The decision, announced in a statement issued late Friday night, comes after the allegation exposed a rift in the party over its handling of sexual harassment. In prior statements, the party’s stance was that it couldn’t take action unless it received an official complaint, the Salt Lake Tribune reported.
“Following Ms. Weglinski’s statement last week, party leaders and members of the Executive Committee spoke privately with Senator Davis,” Utah Democratic Party Executive Director Thom DeSirant wrote in the statement. “Though he denied specifics of the allegations in his interview with the Salt Lake Tribune, we believe the behavior he acknowledged, regardless of context or intent, was unacceptable. We requested he voluntarily step down.”
University of Utah student Sonia Weglinski, a former intern who also worked on the senator’s reelection campaign this spring, said in an Aug. 3 Instagram post that Davis touched her in ways that made her feel uncomfortable on multiple occasions during the five months she worked with him.
Before resigning from Davis’s reelection campaign in June, she detailed her allegations to Davis’ campaign manager, former Salt Lake County Democratic Party Chair Richard Jaramillo, and in a letter to the senator. In an interview with The Salt Lake Tribune last week, Weglinski said she did not submit a formal complaint to the Utah Democratic Party because of how it has handled sexual harassment investigations in the past, and because she didn’t want her story to be “filtered through” the party.
Davis told The Tribune that he was “flabbergasted” by the allegations, but confirmed at least one of the incidents Weglinski described in the Instagram post. A phone call and an email sent to Davis on Friday night were not immediately returned.
Weglinski is the second woman to publicly accuse Davis of sexual misconduct. In a 2021 Facebook post, former legislative staffer Elizabeth Converse alleged that the senator behaved inappropriately toward her when she worked at the Utah Capitol and while they were on a work trip in Chicago.
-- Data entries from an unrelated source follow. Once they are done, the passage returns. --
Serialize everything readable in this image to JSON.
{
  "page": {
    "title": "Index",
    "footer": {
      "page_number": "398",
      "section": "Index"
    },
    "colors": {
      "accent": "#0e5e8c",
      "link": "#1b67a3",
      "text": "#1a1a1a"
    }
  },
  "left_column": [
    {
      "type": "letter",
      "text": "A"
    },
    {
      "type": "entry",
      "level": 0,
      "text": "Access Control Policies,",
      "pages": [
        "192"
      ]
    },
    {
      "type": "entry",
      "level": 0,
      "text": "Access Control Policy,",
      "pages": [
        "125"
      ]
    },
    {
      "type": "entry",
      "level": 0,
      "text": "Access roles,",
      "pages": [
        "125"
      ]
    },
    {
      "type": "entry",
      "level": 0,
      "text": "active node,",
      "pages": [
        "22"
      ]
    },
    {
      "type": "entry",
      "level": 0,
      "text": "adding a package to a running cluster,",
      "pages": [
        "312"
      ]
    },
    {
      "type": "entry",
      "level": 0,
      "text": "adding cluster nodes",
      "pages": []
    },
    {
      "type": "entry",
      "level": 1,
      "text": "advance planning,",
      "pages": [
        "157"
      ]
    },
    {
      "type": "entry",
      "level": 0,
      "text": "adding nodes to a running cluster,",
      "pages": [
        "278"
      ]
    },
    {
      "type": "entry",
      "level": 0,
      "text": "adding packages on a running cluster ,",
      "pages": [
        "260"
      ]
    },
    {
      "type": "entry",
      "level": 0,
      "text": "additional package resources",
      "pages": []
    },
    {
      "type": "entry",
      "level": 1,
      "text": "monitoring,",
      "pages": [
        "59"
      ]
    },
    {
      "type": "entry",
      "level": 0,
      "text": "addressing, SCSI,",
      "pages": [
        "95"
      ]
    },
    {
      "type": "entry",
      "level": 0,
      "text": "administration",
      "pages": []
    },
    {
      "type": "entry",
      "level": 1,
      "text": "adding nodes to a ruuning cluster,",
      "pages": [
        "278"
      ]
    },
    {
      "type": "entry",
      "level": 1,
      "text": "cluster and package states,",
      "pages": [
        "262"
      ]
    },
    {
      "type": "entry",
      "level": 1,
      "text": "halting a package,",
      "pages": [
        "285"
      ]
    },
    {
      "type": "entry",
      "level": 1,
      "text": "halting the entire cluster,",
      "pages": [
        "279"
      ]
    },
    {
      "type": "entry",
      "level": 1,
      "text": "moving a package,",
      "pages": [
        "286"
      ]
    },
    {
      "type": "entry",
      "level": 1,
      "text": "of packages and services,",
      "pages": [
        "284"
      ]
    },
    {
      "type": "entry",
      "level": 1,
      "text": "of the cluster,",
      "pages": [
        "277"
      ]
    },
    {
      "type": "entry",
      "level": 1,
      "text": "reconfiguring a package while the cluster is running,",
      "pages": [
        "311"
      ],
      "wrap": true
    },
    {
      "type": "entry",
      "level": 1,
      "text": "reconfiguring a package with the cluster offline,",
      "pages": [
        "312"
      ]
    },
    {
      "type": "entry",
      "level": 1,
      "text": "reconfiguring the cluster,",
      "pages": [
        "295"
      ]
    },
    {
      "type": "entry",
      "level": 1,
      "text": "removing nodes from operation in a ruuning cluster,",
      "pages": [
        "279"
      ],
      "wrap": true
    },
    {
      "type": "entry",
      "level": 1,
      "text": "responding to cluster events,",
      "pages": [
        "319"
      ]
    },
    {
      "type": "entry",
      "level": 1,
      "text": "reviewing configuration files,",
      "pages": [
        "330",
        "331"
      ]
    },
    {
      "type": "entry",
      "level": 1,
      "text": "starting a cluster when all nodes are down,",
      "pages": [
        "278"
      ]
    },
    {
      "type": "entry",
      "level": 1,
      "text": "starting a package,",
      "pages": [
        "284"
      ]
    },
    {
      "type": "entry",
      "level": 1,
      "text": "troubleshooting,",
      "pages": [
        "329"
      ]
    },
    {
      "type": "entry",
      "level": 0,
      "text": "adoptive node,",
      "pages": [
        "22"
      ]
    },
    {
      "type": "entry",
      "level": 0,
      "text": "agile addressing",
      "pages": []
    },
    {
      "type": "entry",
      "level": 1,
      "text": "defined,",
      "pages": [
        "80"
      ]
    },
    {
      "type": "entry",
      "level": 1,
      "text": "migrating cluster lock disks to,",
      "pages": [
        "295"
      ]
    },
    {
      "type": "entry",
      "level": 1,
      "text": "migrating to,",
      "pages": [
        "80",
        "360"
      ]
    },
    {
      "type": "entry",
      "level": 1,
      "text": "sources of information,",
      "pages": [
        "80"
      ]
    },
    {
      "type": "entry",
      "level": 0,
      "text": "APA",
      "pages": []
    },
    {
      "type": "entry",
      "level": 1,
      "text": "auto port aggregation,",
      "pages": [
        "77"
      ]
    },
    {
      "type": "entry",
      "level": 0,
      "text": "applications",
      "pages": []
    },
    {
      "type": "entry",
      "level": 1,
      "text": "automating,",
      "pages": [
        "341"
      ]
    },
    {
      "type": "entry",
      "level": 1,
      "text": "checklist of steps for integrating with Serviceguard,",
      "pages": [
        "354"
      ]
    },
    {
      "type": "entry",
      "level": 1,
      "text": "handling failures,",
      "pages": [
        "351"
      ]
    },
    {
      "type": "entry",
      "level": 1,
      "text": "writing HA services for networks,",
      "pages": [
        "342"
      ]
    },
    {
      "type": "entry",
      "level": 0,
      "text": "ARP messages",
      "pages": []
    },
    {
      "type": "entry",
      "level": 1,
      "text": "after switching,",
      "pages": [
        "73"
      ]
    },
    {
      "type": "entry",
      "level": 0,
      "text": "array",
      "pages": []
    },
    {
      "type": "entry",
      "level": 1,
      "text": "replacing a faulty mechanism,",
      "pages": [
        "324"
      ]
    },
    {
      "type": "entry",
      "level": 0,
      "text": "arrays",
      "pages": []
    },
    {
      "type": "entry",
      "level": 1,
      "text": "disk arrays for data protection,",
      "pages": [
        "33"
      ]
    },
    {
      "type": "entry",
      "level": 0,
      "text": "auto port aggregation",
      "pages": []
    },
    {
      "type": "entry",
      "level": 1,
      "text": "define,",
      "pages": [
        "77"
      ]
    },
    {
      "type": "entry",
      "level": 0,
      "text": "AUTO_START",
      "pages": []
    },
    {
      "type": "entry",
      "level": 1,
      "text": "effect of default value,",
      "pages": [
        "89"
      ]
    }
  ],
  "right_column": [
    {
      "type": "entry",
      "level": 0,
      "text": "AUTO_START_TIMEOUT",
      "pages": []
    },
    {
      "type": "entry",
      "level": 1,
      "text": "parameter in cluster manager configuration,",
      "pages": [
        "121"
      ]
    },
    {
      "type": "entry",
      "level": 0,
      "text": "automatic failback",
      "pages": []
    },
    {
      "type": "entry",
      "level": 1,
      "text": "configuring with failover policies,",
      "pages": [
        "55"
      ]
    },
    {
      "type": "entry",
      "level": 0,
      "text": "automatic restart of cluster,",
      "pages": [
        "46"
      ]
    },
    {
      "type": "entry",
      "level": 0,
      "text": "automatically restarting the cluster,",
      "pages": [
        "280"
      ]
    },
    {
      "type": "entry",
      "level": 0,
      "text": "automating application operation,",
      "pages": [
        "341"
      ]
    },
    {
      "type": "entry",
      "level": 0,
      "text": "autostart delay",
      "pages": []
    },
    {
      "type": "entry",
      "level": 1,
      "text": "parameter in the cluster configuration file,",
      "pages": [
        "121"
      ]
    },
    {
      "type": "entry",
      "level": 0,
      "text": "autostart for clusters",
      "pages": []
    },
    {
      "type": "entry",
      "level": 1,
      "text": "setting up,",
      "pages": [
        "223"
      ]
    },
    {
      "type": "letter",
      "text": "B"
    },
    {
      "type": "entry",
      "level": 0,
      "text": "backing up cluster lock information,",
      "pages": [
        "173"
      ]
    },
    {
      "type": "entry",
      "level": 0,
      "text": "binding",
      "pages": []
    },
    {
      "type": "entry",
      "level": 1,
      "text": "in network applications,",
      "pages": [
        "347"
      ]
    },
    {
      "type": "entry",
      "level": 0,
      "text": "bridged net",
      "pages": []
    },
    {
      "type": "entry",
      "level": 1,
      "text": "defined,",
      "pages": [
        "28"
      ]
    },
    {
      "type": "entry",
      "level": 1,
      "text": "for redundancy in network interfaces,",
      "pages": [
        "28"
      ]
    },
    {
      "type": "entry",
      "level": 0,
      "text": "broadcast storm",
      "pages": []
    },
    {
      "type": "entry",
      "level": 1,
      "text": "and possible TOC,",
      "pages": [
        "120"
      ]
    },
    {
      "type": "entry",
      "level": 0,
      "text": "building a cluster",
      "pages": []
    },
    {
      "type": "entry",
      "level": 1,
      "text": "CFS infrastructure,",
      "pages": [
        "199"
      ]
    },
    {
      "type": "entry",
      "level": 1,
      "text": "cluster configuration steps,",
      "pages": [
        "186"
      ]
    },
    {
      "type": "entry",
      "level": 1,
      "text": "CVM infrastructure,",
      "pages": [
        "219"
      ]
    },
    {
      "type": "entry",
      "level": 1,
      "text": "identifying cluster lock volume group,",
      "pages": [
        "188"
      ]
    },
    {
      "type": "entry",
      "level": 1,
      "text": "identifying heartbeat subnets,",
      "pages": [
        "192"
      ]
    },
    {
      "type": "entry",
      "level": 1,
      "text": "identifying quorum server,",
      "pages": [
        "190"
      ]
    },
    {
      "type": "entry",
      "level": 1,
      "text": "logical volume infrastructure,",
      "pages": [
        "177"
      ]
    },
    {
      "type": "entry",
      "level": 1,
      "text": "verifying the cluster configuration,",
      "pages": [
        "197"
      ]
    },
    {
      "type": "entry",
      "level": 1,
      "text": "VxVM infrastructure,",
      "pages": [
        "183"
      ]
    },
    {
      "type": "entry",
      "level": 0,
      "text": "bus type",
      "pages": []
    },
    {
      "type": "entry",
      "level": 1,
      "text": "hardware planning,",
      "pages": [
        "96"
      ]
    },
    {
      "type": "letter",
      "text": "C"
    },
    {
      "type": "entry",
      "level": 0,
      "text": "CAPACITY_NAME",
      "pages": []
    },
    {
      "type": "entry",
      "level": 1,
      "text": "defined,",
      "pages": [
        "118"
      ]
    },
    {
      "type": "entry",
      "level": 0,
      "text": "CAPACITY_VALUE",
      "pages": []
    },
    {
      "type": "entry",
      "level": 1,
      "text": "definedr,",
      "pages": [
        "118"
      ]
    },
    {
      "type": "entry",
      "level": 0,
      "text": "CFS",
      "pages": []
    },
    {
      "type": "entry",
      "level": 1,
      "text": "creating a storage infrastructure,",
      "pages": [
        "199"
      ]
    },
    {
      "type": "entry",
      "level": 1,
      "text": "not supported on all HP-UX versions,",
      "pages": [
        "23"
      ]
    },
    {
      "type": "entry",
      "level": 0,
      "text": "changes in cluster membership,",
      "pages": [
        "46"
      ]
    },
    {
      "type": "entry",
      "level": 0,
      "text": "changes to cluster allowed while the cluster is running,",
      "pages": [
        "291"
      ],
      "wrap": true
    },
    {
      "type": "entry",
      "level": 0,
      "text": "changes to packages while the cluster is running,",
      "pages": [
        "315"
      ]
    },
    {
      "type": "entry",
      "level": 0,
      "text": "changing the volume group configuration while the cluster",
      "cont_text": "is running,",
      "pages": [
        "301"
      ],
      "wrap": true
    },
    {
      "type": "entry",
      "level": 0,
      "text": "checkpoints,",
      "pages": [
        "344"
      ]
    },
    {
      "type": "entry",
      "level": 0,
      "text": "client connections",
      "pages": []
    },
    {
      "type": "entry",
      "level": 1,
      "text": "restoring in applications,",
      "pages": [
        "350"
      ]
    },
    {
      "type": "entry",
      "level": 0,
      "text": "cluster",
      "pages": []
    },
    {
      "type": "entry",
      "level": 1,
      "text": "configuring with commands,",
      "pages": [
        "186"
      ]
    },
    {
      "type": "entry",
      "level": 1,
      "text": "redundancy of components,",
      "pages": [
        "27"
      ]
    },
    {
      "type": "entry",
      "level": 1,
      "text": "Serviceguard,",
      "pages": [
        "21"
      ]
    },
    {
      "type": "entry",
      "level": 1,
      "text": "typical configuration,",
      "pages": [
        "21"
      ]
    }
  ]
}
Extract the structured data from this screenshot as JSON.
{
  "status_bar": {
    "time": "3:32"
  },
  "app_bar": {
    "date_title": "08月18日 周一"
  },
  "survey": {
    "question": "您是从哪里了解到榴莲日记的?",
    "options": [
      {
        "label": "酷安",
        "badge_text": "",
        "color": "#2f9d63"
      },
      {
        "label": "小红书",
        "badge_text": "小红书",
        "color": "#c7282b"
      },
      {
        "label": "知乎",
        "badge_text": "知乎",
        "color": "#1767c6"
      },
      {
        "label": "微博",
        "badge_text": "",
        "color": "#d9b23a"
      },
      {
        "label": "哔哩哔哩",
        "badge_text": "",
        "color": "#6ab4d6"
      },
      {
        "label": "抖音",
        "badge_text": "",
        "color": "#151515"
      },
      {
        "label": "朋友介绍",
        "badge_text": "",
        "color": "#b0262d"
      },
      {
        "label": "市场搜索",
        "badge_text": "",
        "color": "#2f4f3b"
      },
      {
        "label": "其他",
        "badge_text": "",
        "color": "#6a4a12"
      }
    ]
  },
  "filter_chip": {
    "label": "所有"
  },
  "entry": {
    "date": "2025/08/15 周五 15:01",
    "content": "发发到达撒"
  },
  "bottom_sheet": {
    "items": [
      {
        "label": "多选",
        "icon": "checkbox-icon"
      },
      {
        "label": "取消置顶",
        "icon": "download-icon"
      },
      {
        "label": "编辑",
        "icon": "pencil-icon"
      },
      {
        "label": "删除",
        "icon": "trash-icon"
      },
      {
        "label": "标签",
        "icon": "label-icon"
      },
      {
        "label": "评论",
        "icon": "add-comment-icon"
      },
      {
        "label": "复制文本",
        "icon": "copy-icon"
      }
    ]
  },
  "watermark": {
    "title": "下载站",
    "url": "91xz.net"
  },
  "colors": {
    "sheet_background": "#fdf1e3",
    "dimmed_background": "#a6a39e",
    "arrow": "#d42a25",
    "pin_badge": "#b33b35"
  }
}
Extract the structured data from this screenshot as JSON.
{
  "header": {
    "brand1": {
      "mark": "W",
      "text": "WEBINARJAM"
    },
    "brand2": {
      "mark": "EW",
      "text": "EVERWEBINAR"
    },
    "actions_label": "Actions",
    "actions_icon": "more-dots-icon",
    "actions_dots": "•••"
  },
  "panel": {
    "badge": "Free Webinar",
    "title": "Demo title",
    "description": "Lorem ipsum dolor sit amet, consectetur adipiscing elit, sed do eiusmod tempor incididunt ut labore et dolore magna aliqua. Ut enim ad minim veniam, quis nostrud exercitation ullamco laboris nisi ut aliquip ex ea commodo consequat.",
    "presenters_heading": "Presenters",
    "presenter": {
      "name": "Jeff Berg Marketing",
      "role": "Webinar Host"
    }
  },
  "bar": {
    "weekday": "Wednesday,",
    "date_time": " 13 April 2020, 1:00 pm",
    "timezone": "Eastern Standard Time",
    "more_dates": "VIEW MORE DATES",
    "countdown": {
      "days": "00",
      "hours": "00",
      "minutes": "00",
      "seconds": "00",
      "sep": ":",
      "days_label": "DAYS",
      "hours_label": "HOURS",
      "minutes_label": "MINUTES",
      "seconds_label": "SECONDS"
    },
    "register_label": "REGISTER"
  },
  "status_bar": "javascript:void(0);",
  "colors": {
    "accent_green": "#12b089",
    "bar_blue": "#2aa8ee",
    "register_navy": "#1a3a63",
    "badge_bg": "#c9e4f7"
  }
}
Utah Senate President Stuart Adams announced on Aug. 5 that the Utah Senate had initiated an independent investigation into the allegations. The Senate minority leader, Sen. Karen Mayne, did not immediately respond to a request for comment regarding the Utah Democratic Party’s Friday announcement.
Davis was defeated by Nate Blouin in the Democratic primaries earlier this year, but he will retain his seat in the Legislature until January. He currently sits on numerous committees in the Senate, including interim committees that are scheduled to meet next week.
The Utah Democratic Party’s statement comes two days after dozens of Democrats signed a letter addressed to the party’s executive committee calling for Davis’ suspension, as well requesting a central committee meeting to address the allegations.
“Though the Party has a stated duty to take swift and decisive action in cases of misconduct, our leaders have failed to take any substantive measures regarding the allegations; the State Executive Committee refuses to do more than refer to prepared talking points,” the letter reads. “It is an unacceptable failure of leadership that such a serious allegation of sexual harassment has been allowed to remain all but ignored.”
Eight county party chairs signed the letter, along with 47 other Democratic leaders, public officials and candidates. After its publication, according to Utah County Democratic Party Chair Katie Adams-Anderton, 42 more added their names, making the total 97.